Cuando finalmente nos dieron una cita en la clínica (tardó varios meses) mi hijo fue inmediatamente afirmado, y llamado por sus pronombres preferidos y su nuevo nombre. Me dijeron que, cuando se le preguntó, había dicho que tenía tendencias suicidas y que había pensado en hacerse daño. Yo no me lo creí; Estaba convencida de que lo habían preparado. Y, por supuesto, la historia de siempre ‘¿prefería tener una hija viva o un hijo muerto?’, aunque por aquel entonces yo no sabía que esa es la historia que le cuenta siempre a los padres que cuestionan el proceso. Le hablé al médico de la clínica de mis preocupaciones, el suicidio del padre de mi hijo cuando tenía cuatro años, la depresión en su familia, su TEA. No sirvió de nada. No recibió terapia, solo afirmación.
Traté de ser positiva y comprensiva. Lo llevé a las citas, incluso a la clínica de fertilidad para guardar su semen. Todo el proceso fue horroroso. ¿Cómo iban a ser los bloqueadores de la pubertad «totalmente reversibles» si esto era necesario? No quiso discutir la situación conmigo y cuando, preocupada por los posibles efectos adversos en su salud, le señalé que podía ser que fuera gay, que lo que fuera a hacer en el futuro, hormonas, cirugía, solo era cosmética y dañino y que nunca podría cambiar realmente de sexo, me dijo que yo era una tránsfoba y que no se podía creer eso de mí. Dijo que la única diferencia entre hombres y mujeres eran las hormonas. Como a mi hijo le gustaba mucho la ciencia, me resultaba imposible entender cómo podía creer esto.

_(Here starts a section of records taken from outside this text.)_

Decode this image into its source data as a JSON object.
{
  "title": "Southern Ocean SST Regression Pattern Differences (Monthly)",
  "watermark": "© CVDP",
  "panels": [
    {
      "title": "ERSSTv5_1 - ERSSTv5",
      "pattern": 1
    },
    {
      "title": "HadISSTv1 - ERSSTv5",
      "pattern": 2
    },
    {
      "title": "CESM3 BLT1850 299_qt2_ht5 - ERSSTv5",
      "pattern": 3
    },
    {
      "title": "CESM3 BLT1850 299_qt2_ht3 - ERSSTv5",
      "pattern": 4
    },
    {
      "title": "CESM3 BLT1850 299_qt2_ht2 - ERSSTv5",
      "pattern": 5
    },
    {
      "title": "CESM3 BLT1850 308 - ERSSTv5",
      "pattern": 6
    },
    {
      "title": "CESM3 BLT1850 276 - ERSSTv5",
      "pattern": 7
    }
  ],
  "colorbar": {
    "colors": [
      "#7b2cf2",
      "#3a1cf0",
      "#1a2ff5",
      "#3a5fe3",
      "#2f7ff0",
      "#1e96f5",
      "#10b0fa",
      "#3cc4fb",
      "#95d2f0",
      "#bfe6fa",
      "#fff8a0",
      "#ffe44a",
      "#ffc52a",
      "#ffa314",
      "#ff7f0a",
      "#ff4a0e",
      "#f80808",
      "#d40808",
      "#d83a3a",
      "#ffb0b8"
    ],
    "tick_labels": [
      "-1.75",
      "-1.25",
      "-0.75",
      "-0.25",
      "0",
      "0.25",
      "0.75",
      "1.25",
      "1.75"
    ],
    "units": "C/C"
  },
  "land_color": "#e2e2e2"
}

Ya casi había acabado el instituto y tenía ganas de ir a la universidad, había sacado muy buenas notas y había ganado varias becas. Cuando lo ayudé a trasladar sus pertenencias a la universidad a fines de febrero, era una madre orgullosa, con la esperanza de que dejara todo esto atrás. No quería que se fuera, pero pensaba que sería bueno para él estar con gente de su edad en lugar de vivir en casa. No me di cuenta de que, cuando me despedí de él, no lo volvería a ver más.
No he sabido de él ni lo he visto desde entonces. No responde a mensajes de texto, llamadas telefónicas o cartas. Estoy desolada. Me quedo despierta por la noche y pienso en el niño especial que crie y mi corazón se rompe. No solo me ha borrado a mí de su vida, sino también a otros cercanos a él; su Big Buddy que ha sido su mentor desde que tenía siete años, su profesor de música, su hermano mayor y su hermana que viven en el extranjero. Supongo que está siendo influenciado por otros. Sé que los activistas les dicen a los niños que si sus padres no están 100% de acuerdo con su transición, deberían eliminarlos de sus vidas.
Él y yo hemos pasado por tantas cosas juntos en los últimos catorce años, que nunca me imaginé que algo así podría sucedernos. Lo único positivo de todo estos es que he hecho muchos amigos: entre padres como yo, gente que se solidariza y miembros de organizaciones como Genspect, he tenido mucho apoyo e información del extranjero.
Podemos ser un país pequeño al final del mundo, pero estamos tan metidos en esta ideología como América del Norte y Europa. La discusión y el debate son cosa del pasado. Demasiadas personas buenas tienen miedo de expresar sus sentimientos. Solo espero que algún día esta loca moda se termine; que un día la gente abra los ojos y que vean esta situación por lo que es: «El Traje Nuevo del Emperador» de este siglo. Y sobre todas las cosas, espero que mi hijo vuelva a mí.